I am not exactly sure if it the jacket is made in forestry cloth or whipcord, as I have never held or seen either up close. But what I do know is that this cruiser is not a standard issue item. Why Filson eliminated this fabric as a standard cruiser option baffles me — they still make shirts out of serge and pants out of whipcord. From what I have been told, they will still make whipcord cruisers in their custom shop for a greater price. Its a great seasonal transition coat, from Summer to Fall and Winter to Spring. This coat will definitely be a new daily driver for me from city to forest. And as much as I really like this coat, the search for these kind of pieces never ever really ends!
6 thoughts on “Guest Report: Vintage Filson Cruiser Jacket”
Rokit is offering a Forestry Cloth cruiser, size 44. I’ve had my eye on it for a while, but even though I typically wear size L/44, this is cut very full and would fit me like a potato sack. At the current exchange rate, it looks like about $40 US plus shipping, a steal.

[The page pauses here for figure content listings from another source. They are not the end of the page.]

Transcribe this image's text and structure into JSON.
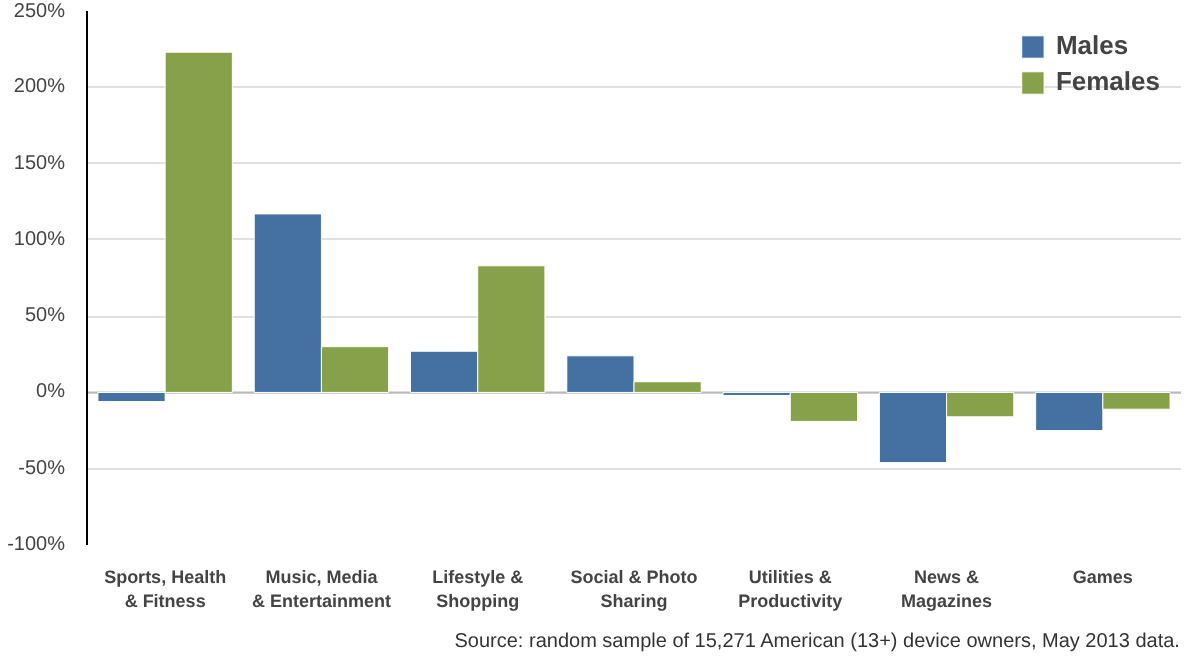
{
  "chart_data": {
    "type": "bar",
    "categories": [
      "Sports, Health\n& Fitness",
      "Music, Media\n& Entertainment",
      "Lifestyle &\nShopping",
      "Social & Photo\nSharing",
      "Utilities &\nProductivity",
      "News &\nMagazines",
      "Games"
    ],
    "series": [
      {
        "name": "Males",
        "color": "#4571a2",
        "values": [
          -6,
          117,
          27,
          24,
          -2,
          -46,
          -25
        ]
      },
      {
        "name": "Females",
        "color": "#87a04a",
        "values": [
          223,
          30,
          83,
          7,
          -19,
          -16,
          -11
        ]
      }
    ],
    "ylim": [
      -100,
      250
    ],
    "yticks": [
      {
        "value": -100,
        "label": "-100%"
      },
      {
        "value": -50,
        "label": "-50%"
      },
      {
        "value": 0,
        "label": "0%"
      },
      {
        "value": 50,
        "label": "50%"
      },
      {
        "value": 100,
        "label": "100%"
      },
      {
        "value": 150,
        "label": "150%"
      },
      {
        "value": 200,
        "label": "200%"
      },
      {
        "value": 250,
        "label": "250%"
      }
    ],
    "grid": "y",
    "legend": "top right",
    "annotations": [
      "Source: random sample of 15,271 American (13+) device owners, May 2013 data."
    ]
  }
}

Army Green ‘Filson’ Jacket
The fabric is usually called ‘whipcord.’ Filson still sells pants in this fabric.
The jacket is wool serge, not whipcord, which has more of a ribbed, hard diagonal surface. I own both worsted and whipcord garments from Filson. And yes, Filson still offers several garments for sale in whipcord.
The jacket pictures to me does not appear whipcord but more than likely Forestry Cloth (style 16) aka the Alaskan Tuxedo. The fabric is a bit heavier than the worsted wools they primarily made trousers out of in the 70’s and 80’s. There are a couple iterations of Forestry Cloth with some having a more melton like feel. (Most jackets of this type have a circular stamp on the inside in yellow.) They are great jackets… I have a few and a few of the whipcord which are also nice but I prefer the Forestry Cloth iterations and many of the whipcord version have no button closures (style 175 I think). They are easy however to let the sleeves out due to this. (I am taller also and have made a couple into extra longs in the sleeve). Lastly, the combo of snaps and tagging to me suggest a late 50’s to late 60’s date as you have noted.
I HAVE JUST SCENE ONE OF THESE EXACT JACKTS IN AN SF RESALE SHOP IN CALI WAY TOO BIG FOR ME (TOO BAD) BUT I WAS IN LOVE WITH THE COLOR AND WEIGHT
GREAT FIND… I WILL CONTINUE TO LOOK FOR A 38.